Meskipun banyak rumah warga yang tergenang banjir, mayoritas warga masih tetap menempati rumahnya dengan menyelamatkan barang-barang berharganya di tempat yang jauh dari kemungkinan tergenang air, meskipun ada pula yang mengungsi ke tempat saudaranya.
“Beberapa barang elektronik sudah kami selamatkan di tempat yang aman, termasuk barang berharga lainnya yang mudah rusak ketika terkena air,” kata salah seorang warga Desa Jati Wetan yang rumahnya kebanjiran Parmi di Kudus, Minggu.

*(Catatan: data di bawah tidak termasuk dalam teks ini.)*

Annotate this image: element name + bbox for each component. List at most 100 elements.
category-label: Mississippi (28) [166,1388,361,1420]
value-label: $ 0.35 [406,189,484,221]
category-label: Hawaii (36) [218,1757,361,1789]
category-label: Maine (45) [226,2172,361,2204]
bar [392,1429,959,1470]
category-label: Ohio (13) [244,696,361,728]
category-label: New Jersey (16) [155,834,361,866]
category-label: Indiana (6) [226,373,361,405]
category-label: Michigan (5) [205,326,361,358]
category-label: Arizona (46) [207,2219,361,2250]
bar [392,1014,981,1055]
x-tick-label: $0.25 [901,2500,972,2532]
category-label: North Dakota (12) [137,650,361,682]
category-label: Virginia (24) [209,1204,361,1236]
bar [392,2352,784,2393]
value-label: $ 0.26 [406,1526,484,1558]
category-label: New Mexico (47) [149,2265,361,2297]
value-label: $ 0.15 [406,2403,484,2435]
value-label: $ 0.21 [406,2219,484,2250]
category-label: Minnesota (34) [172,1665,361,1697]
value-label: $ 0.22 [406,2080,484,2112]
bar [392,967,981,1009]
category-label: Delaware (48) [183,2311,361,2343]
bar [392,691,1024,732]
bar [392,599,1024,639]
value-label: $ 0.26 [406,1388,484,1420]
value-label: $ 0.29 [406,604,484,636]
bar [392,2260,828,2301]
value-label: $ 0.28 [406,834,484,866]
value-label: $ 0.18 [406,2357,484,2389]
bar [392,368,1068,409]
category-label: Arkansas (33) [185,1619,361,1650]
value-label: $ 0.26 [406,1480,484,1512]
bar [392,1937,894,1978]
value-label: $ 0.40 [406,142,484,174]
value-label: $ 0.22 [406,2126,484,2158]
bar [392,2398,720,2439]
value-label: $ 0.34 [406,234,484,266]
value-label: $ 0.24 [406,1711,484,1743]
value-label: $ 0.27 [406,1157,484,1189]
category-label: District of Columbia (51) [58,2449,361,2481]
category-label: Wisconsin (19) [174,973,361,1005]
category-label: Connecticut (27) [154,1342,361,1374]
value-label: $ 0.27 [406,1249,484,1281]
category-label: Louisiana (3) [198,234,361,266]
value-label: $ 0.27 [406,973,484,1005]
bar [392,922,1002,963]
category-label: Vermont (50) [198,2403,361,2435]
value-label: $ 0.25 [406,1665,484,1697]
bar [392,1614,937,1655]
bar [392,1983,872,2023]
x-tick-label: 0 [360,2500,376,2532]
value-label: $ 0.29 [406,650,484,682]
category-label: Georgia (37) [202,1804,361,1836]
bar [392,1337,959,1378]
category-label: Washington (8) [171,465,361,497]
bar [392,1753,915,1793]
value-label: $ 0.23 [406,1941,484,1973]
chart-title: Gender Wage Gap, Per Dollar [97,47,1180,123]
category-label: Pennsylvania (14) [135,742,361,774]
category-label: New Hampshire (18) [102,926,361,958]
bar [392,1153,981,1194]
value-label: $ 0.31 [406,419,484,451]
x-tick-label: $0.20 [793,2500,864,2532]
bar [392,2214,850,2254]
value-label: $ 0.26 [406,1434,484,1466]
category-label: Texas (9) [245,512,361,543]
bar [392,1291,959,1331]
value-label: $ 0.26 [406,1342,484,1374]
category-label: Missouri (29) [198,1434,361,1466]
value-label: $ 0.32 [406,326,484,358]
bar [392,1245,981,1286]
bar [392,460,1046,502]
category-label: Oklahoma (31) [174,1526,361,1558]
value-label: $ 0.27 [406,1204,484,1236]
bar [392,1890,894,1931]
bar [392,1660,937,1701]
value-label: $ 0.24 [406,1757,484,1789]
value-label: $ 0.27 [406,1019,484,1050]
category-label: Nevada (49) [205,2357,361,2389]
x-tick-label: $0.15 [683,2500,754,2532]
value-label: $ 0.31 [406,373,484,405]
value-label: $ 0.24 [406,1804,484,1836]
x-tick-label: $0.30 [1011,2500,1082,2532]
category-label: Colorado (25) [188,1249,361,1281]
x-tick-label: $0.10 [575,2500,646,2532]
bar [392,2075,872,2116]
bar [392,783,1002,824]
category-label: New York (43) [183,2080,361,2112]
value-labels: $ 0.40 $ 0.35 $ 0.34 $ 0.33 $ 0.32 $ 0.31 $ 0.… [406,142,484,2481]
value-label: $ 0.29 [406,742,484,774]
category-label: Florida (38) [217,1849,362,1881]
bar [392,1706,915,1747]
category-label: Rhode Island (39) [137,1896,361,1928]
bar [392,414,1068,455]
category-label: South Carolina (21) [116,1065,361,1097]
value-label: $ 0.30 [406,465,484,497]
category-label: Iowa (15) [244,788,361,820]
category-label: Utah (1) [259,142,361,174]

Genangan banjir yang disebabkan tidak bisa dibuangnya air genangan ke Sungai Wulan tersebut, kata dia, mulai masuk rumahnya sejak empat hari yang lalu, sedangkan hari ini ketinggian genangan semakin bertambah hingga semata kaki.
Camat Jati Andreas Wahyu Adi mengungkapkan, sebagaimana dilansir Antara, jumlah rumah yang terdampak di kedua desa tersebut sekitar 120-an rumah, namun belum ada warga yang mengungsi.
Untuk rumah terdampak di Desa Jati Wetan sekitar 30-an rumah, sedangkan di Pasuruhan Lor, khususnya di Dukuh Goleng sebanyak 80-an rumah.